Se ha desempeñado como docente desde 1986 hasta la fecha en el  nivel de Licenciatura y Maestría en las áreas de: economía, ciencias políticas, administración, comercio exterior, derecho internacional y turismo internacional en la Universidad Autónoma de B.C.S., UNIPAZ y en la Universidad Católica. Así como también ha trabajado como intérprete y traductora para diversas instituciones y organismos como el Instituto Berlitz, la World Wildlife Foundation y  SEPESCA.
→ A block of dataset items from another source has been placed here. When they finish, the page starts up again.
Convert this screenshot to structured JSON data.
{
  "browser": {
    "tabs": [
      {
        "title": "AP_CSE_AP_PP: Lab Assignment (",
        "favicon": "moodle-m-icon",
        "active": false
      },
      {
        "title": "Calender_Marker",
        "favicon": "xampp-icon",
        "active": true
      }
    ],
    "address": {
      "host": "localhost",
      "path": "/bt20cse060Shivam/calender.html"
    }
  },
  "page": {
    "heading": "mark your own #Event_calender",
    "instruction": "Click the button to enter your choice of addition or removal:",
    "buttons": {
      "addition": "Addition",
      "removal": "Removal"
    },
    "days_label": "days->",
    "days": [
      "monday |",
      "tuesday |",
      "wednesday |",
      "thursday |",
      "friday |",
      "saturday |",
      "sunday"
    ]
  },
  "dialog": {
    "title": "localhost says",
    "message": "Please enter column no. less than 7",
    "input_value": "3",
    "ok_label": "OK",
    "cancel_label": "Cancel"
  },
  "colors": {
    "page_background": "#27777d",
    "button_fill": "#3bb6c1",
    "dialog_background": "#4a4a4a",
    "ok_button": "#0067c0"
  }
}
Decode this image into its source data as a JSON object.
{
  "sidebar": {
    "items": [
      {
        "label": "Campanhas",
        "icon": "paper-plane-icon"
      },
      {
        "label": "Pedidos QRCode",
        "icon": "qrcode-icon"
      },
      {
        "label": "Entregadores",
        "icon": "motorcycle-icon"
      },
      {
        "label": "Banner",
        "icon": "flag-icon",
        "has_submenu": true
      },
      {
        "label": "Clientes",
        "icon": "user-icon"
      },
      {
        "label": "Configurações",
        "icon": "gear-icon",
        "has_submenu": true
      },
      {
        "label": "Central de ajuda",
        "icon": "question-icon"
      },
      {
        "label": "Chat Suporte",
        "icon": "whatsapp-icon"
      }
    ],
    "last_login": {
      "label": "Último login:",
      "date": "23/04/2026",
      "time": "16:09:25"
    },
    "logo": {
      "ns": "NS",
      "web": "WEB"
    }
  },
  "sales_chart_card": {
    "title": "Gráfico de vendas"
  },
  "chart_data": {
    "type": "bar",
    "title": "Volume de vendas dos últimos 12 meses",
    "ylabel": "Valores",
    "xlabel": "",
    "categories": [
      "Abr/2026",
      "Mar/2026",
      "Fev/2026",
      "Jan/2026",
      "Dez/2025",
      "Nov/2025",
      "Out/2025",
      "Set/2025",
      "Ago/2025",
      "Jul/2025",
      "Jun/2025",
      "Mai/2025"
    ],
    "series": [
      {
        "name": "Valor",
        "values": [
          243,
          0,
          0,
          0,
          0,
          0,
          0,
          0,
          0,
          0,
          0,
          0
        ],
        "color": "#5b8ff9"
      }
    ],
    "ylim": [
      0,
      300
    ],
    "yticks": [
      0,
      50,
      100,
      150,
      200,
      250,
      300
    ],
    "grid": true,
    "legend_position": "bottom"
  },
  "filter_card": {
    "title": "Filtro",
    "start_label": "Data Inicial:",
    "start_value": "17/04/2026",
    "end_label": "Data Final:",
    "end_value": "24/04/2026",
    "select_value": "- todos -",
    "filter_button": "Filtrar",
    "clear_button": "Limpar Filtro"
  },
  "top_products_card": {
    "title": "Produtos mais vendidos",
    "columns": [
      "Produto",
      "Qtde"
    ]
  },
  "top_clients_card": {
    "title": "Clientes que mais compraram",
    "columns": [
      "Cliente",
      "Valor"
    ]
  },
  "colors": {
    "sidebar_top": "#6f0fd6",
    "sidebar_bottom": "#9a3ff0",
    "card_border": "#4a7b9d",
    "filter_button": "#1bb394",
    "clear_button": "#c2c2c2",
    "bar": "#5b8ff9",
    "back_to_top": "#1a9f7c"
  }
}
Además ha participado en cursos y seminarios sobre economía internacional y globalización, comercio exterior y cultura emprendedora habilidades docentes, neuropsicología y superación personal, impartiendo conferencias y organizando talleres sobre métodos y proyectos de investigación, estudios en el extranjero, de la mujer y dinámicas grupales.

Cuenta con varias publicaciones de su especialidad  sobre diversos temas de economía, cultura  y educación.

Durante más que 12 años ocupó el cargo de Directora  de la Licenciatura en Comercio Exterior y Aduanas y como Coordinadora del proceso de titulación en la Universidad Católica. También ocupó el cargo de  Coordinadora del Posgrado en dicha institución durante más que 5 años, dirigiendo más que 90 proyectos profesionales, participando en más que 80 exámenes profesionales y organizando  6 cursos y 10  diplomados de titulación.

Asimismo está colaborando con el Centro Cultural Clavijero como traductora desde el 2010 y está apoyando al corporativo Se habla la Paz en la coordinación educativa desde enero 2014.

P.S. Indudablemente le gusta viajar, conocer nuevas  culturas y costumbres, así como también el buen cine, las buenas rolas, y especialmente leer, disfruta de  casi todos los deportes (menos el box) y emprender proyectos.